Michael Pepper
University College London

3:30 PM, Wednesday May 16, 2012, Rm 128

Semiconductor Nanostructures- The Engineering of Physics

The combination of advanced semiconductor growth and electron beam lithography has allowed the fabrication of new types of structure for investigating electron transport. In particular Molecular Beam Epitaxy allows growth by atomic layer at a time and a consequently high degree of order. This results in very high values of electron mobility particularly at low temperatures where the use of the AlGaAa-GaAs heterostructure gave rise to the discovery of the Fractional Quantum Hall effect. Formation of patterned gates allows the electron gas to be "electrostatically shaped" into a desired configuration which can possess either one or zero dimensionality, (1D, 0D). In particular it has been possible to access the regime where both the phase coherence and elastic scattering lengths exceed the sample dimensions, this results in ballistic transport in 1D and single electron behaviour in 0D. In 1D the conductance takes quantised values given by 2ne2/h due to each of the n 1D subbands having a spin degenerate conductance value of 2e2/h, and n can take values 1,2,3,4... Such behaviour is characteristic of a spatially quantised system having freedom to change momentum in one dimension only with a progressive filling of the subbands associated with each quantised level.
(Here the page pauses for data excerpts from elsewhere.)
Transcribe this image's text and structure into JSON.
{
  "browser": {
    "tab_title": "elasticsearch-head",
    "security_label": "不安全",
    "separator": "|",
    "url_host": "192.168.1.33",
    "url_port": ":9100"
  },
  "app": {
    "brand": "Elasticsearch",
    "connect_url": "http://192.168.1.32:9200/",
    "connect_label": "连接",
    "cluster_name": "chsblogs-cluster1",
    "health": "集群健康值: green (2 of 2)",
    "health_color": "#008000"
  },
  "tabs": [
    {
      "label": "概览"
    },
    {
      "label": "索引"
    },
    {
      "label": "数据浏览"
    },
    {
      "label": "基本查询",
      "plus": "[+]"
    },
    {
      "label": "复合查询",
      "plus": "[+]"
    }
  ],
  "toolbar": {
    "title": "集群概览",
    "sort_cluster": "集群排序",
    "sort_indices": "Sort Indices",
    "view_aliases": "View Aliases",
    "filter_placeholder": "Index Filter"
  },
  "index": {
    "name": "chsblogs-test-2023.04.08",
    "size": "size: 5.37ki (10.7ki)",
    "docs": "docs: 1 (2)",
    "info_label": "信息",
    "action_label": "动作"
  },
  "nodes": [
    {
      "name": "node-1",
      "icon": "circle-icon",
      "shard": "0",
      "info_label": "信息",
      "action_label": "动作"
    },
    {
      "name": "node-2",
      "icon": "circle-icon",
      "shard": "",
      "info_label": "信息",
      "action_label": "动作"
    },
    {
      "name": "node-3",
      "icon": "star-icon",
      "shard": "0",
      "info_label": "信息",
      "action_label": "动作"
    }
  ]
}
It will be shown that this is found in many systems with restricted dimensionality and, in a surprising manner, at room temperature in metallic contacts. As the 1D confinement potential is weakened so the electron wavefunctions relax in the second dimension and, in order to minimise the electron-electron repulsion, an array is formed in which a two row configuration is the ground state. This behaviour, which is the prelude to formation of a Wigner Lattice, will be discussed. Finally it will be shown that the use of strong 0D confinement allows the operation of a quantum pump through which single electrons can be transported giving a current I=ef, where e is the electron charge and f is the frequency which can be in the Gigahertz range. At present this type of pump provides an accuracy in the measurement of e of nearly 1 part in 106, the prospects for improving this by the three orders of magnitude necessary for a standard will be discussed. The conclusion of this lecture is that by "engineering" parameters, such as electron wavefunctions, it is possible to access a new range of phenomena for basic physics and possible practical applications.
Faculty Host:

Albert Chang

Coffee and cookies before the presentation at 3:15 pm, and refreshments after the presentation will both be served in Room 128.